Chapitre III : Le sacré en crise Section
1 : La reformulation du sacré
DURKHEIM nous propose une définition du sacré
sur laquelle nous allons nous appuyer. Le sacré ou « les choses
sacrées sont celles que les interdits protègent et
isolent.»168 Nous parlons d'une reformulation du sacré,
ou d'une crise du sacré due essentiellement à l'ouverture
économique de l'Afrique centrale, particulièrement au Gabon. Tout
devient objet de marchandisation, le sacré ne peut y échapper. Et
« de manière générale, l'économie
mondialisée, associée à la circulation grandissante des
biens et des gens, semble nourrir l'anxiété croissante de
populations prises sans recours dans les rets de la dépendance
économique, de la matérialisation des rapports sociaux, et en
dernière analyse de la réification des corps
».169 La présence coloniale est omniprésente et
bouleverse, à tous les niveaux, les différents modes de vie des
populations autochtones.
Cette crise du sacré se traduit, par exemple dans le
cas de la mort, par le fait que « la législation française
en effet interdit immédiatement après la conquête la
pratique des autopsies et l'exposition des défunts. Elle
décréta l'obligation simultanément de l'enterrement dans
les cimetières publics, la condamnation des reliques sous la rubrique
« profanation des tombes », et conduisit avec l'aide des
missionnaires chrétiens la destruction des autels mobiles et des
reliquaires considérés comme « fétiches » et
fatras sorcier indésirables ».170 Or chez les
autochtones, il y a tout un cérémoniel qui est mis en place
dès l'annonce du décès d'une personne. A cet effet, «
une large panoplie de règles étaient déployées par
la famille et l'entourage du défunt afin de restaurer l'ordre social et
familial rompu par le deuil. Au Gabon, cette panoplie comprenait une autopsie
rituelle du cadavre, éventuellement suivie d'une réunion de
dénonciation /accusation du responsable et/ou d'une ordalie
168 Emile DURKHEIM, Les formes élémentaires de
la vie religieuse, op.cit., p.92.
169 Florence BERNAULT, op.cit., p.8.
170 Ibid., p.10.
[...] Puis venait l'enterrement du défunt, suivi, dans
le cas d'individus remarquables et importants, de sa transformation rituelle en
ancêtre par la collection de ses reliques (crânes et ossements),
conservées dans des autels reliquaires familiaux assurant la
communication entre morts et vivants ».171 Pour la
colonisation, ce cérémoniel allait à l'encontre du
christianisme, considéré comme du paganisme. La colonisation a
donc bouleversé, comme on l'a dit plus haut, toute l'organisation
sociale des autochtones sous la répression.

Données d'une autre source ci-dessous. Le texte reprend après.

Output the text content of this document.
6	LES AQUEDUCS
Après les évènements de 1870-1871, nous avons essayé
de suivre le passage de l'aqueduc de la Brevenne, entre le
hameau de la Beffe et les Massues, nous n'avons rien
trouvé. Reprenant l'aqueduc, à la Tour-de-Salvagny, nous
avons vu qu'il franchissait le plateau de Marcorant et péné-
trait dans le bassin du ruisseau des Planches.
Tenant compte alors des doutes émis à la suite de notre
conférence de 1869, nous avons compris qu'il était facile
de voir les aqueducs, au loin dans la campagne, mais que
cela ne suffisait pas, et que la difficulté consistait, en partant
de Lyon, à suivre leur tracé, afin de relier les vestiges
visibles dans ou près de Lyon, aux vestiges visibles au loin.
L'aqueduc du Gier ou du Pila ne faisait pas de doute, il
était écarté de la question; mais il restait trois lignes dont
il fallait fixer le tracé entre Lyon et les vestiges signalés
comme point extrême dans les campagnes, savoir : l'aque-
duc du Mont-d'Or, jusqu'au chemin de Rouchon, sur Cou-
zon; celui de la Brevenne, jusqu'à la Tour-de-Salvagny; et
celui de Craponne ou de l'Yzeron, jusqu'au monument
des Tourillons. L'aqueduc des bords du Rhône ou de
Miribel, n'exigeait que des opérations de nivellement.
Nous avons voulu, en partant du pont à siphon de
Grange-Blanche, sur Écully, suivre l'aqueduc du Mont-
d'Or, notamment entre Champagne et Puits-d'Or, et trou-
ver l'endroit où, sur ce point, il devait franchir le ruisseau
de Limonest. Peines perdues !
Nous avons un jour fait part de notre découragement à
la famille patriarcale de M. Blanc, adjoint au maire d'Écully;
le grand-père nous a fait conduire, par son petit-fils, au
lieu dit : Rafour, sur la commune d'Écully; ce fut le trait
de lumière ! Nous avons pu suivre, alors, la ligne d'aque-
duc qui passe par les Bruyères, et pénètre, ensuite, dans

En un mot, dans cette longue crise du sacré, il est
important de mettre l'accent sur le fait que « ce qui a changé,
c'est la conscience d'une immense fragilisation de la reproduction
lignagère et familiale au sein des rituels funéraires et du deuil
qui assuraient autrefois le passage de la, mort à l'état
d'ancêtre, et la résolution de la rupture sociale provoquée
par le décès ».172 La dimension du sacré a
donc connu des mutations culturelles et idéologiques qui continuent
à redéfinir, à remodeler les autochtones selon les traits
culturels européens.
171 Florence BERNAULT, ibid., p.9.
172 Ibid., p.10.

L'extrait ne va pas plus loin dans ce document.